A officiare i funerali del radioso e mite “Guido” – una vita andata in frantumi dopo la fine del matrimonio e la perdita del lavoro – è stato il vescovo della città, Monsignor Pietro Lagnese, tra i banchi della Cattedrale gremiti da volontari della Comunità di Sant’Egidio, parrocchiani e compagni di sventura della strada.
Il pestaggio per futili motivi
L’aggressione che ha portato al decesso di Roviello è scaturita per un banale debito di 50 euro. Ad aggredirlo con ferocia è stato un altro clochard di 40 anni, che ha poi confessato l’atto sostenendo tuttavia di non aver avuto l’intenzione di uccidere. L’uomo si trova attualmente in carcere con l’accusa di omicidio aggravato dai futili motivi.

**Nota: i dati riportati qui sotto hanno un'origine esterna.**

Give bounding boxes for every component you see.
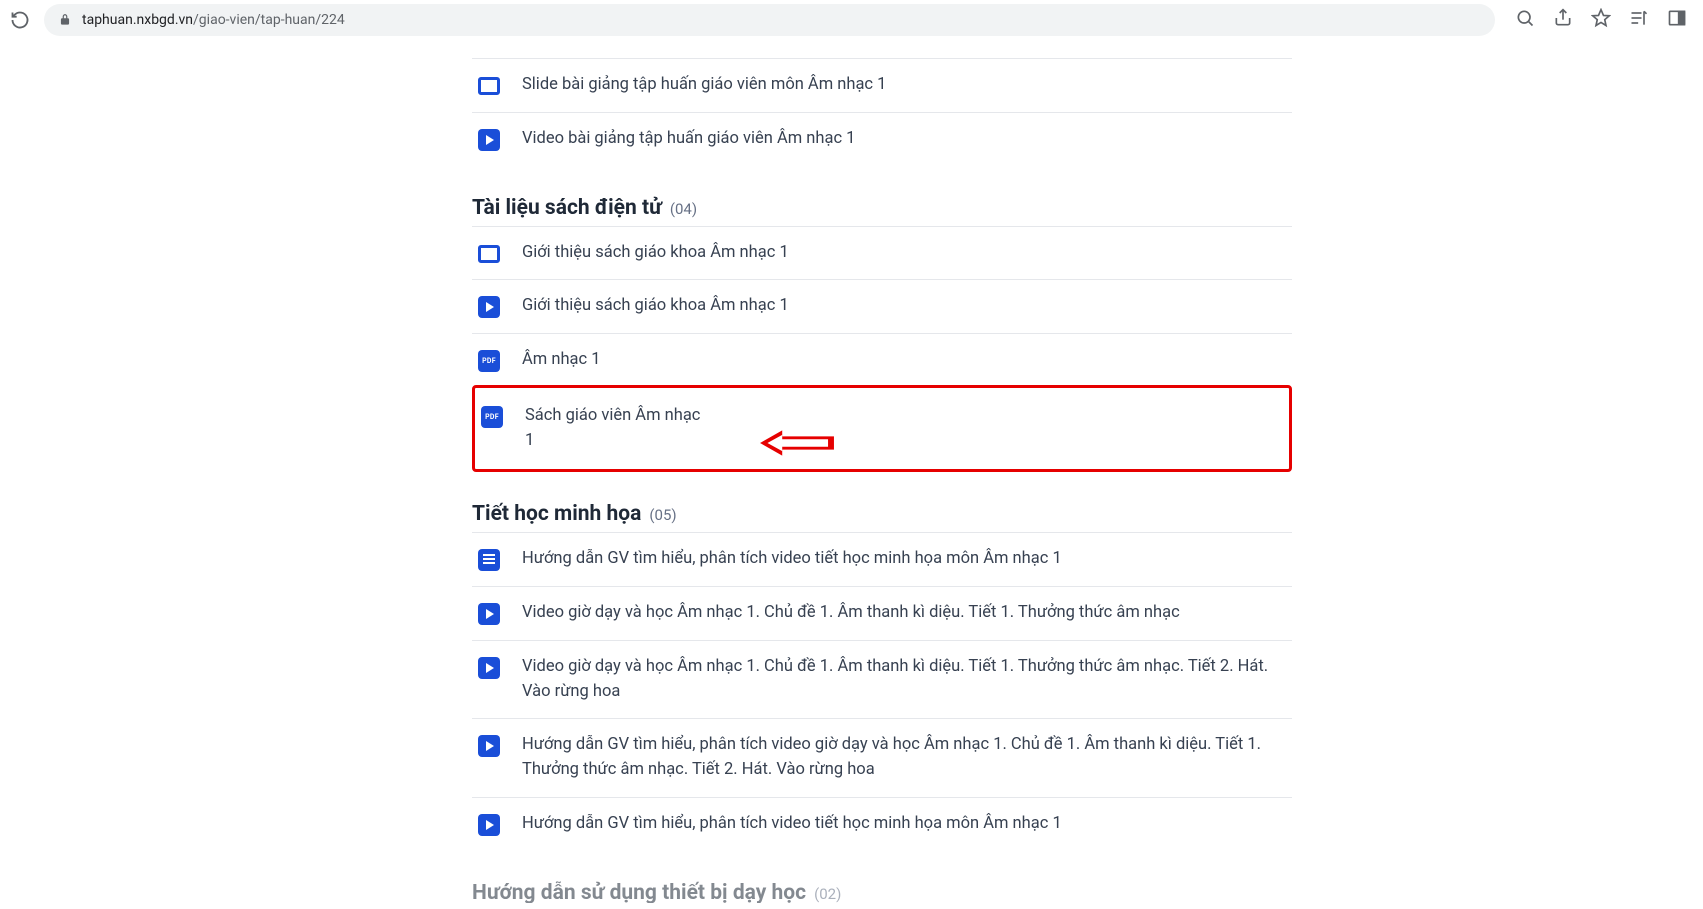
pdf-icon: PDF bbox=[478, 350, 500, 372]
item-label: Video giờ dạy và học Âm nhạc 1. Chủ đề 1… bbox=[522, 601, 1180, 626]
section-3-header: Tiết học minh họa (05) bbox=[472, 502, 1292, 526]
item-label: Âm nhạc 1 bbox=[522, 348, 601, 373]
section-title: Hướng dẫn sử dụng thiết bị dạy học bbox=[472, 881, 806, 903]
browser-toolbar: taphuan.nxbgd.vn/giao-vien/tap-huan/224 bbox=[0, 0, 1703, 40]
list-item[interactable]: Video giờ dạy và học Âm nhạc 1. Chủ đề 1… bbox=[472, 640, 1292, 719]
video-icon bbox=[478, 603, 500, 625]
section-title: Tài liệu sách điện tử bbox=[472, 196, 662, 220]
pdf-icon: PDF bbox=[481, 406, 503, 428]
video-icon bbox=[478, 814, 500, 836]
search-icon[interactable] bbox=[1515, 8, 1535, 32]
section-count: (05) bbox=[649, 506, 676, 524]
sidepanel-icon[interactable] bbox=[1667, 8, 1687, 32]
list-item[interactable]: Video bài giảng tập huấn giáo viên Âm nh… bbox=[472, 112, 1292, 166]
reading-list-icon[interactable] bbox=[1629, 8, 1649, 32]
section-count: (02) bbox=[814, 885, 841, 903]
item-label: Sách giáo viên Âm nhạc 1 bbox=[525, 404, 709, 454]
annotation-arrow-icon bbox=[760, 426, 834, 464]
bookmark-star-icon[interactable] bbox=[1591, 8, 1611, 32]
item-label: Hướng dẫn GV tìm hiểu, phân tích video t… bbox=[522, 547, 1062, 572]
item-label: Video bài giảng tập huấn giáo viên Âm nh… bbox=[522, 127, 855, 152]
section-count: (04) bbox=[670, 200, 697, 218]
item-label: Video giờ dạy và học Âm nhạc 1. Chủ đề 1… bbox=[522, 655, 1286, 705]
item-label: Giới thiệu sách giáo khoa Âm nhạc 1 bbox=[522, 241, 789, 266]
list-item[interactable]: Hướng dẫn GV tìm hiểu, phân tích video t… bbox=[472, 532, 1292, 586]
video-icon bbox=[478, 657, 500, 679]
main-content: Slide bài giảng tập huấn giáo viên môn Â… bbox=[472, 40, 1292, 903]
section-4-header: Hướng dẫn sử dụng thiết bị dạy học (02) bbox=[472, 881, 1292, 903]
reload-button[interactable] bbox=[10, 10, 30, 30]
highlighted-item-box: PDF Sách giáo viên Âm nhạc 1 bbox=[472, 385, 1292, 473]
video-icon bbox=[478, 129, 500, 151]
video-icon bbox=[478, 296, 500, 318]
list-item[interactable]: Hướng dẫn GV tìm hiểu, phân tích video t… bbox=[472, 797, 1292, 851]
browser-right-icons bbox=[1509, 8, 1693, 32]
share-icon[interactable] bbox=[1553, 8, 1573, 32]
item-label: Hướng dẫn GV tìm hiểu, phân tích video t… bbox=[522, 812, 1062, 837]
item-label: Giới thiệu sách giáo khoa Âm nhạc 1 bbox=[522, 294, 789, 319]
item-label: Hướng dẫn GV tìm hiểu, phân tích video g… bbox=[522, 733, 1286, 783]
section-2-header: Tài liệu sách điện tử (04) bbox=[472, 196, 1292, 220]
lock-icon bbox=[58, 13, 72, 27]
section-3-list: Hướng dẫn GV tìm hiểu, phân tích video t… bbox=[472, 532, 1292, 850]
list-item[interactable]: Video giờ dạy và học Âm nhạc 1. Chủ đề 1… bbox=[472, 586, 1292, 640]
item-label: Slide bài giảng tập huấn giáo viên môn Â… bbox=[522, 73, 886, 98]
list-item[interactable]: Giới thiệu sách giáo khoa Âm nhạc 1 bbox=[472, 226, 1292, 280]
list-item[interactable]: PDF Âm nhạc 1 bbox=[472, 333, 1292, 387]
list-item[interactable]: Slide bài giảng tập huấn giáo viên môn Â… bbox=[472, 58, 1292, 112]
video-icon bbox=[478, 735, 500, 757]
slide-icon bbox=[478, 75, 500, 97]
slide-icon bbox=[478, 243, 500, 265]
section-2-list: Giới thiệu sách giáo khoa Âm nhạc 1 Giới… bbox=[472, 226, 1292, 473]
address-bar[interactable]: taphuan.nxbgd.vn/giao-vien/tap-huan/224 bbox=[44, 4, 1495, 36]
list-item[interactable]: Giới thiệu sách giáo khoa Âm nhạc 1 bbox=[472, 279, 1292, 333]
list-item[interactable]: PDF Sách giáo viên Âm nhạc 1 bbox=[475, 390, 715, 468]
list-item[interactable]: Hướng dẫn GV tìm hiểu, phân tích video g… bbox=[472, 718, 1292, 797]
doc-icon bbox=[478, 549, 500, 571]
section-title: Tiết học minh họa bbox=[472, 502, 641, 526]
url-text: taphuan.nxbgd.vn/giao-vien/tap-huan/224 bbox=[82, 12, 345, 28]
section-1-list: Slide bài giảng tập huấn giáo viên môn Â… bbox=[472, 58, 1292, 166]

L’atto d’accusa del Vescovo
Ciò che fa male quanto la violenza dell’atto è la cornice di freddezza in cui si è svolto. Le immagini del pestaggio, riprese dai cellulari e finite in rete, confermano la presenza di passanti che non hanno mosso un dito per fermare la furia dell’aggressore.
«Ciò che più ci addolora – ha ribadito Monsignor Lagnese – è che Guido sia morto nell’indifferenza di tanti, in una città che non ha saputo raccogliere il suo grido di sofferenza. Erano presenti delle persone mentre veniva barbaramente colpito e nessuno è intervenuto. Tutto ciò deve interrogarci e chiamarci a un severo esame di coscienza».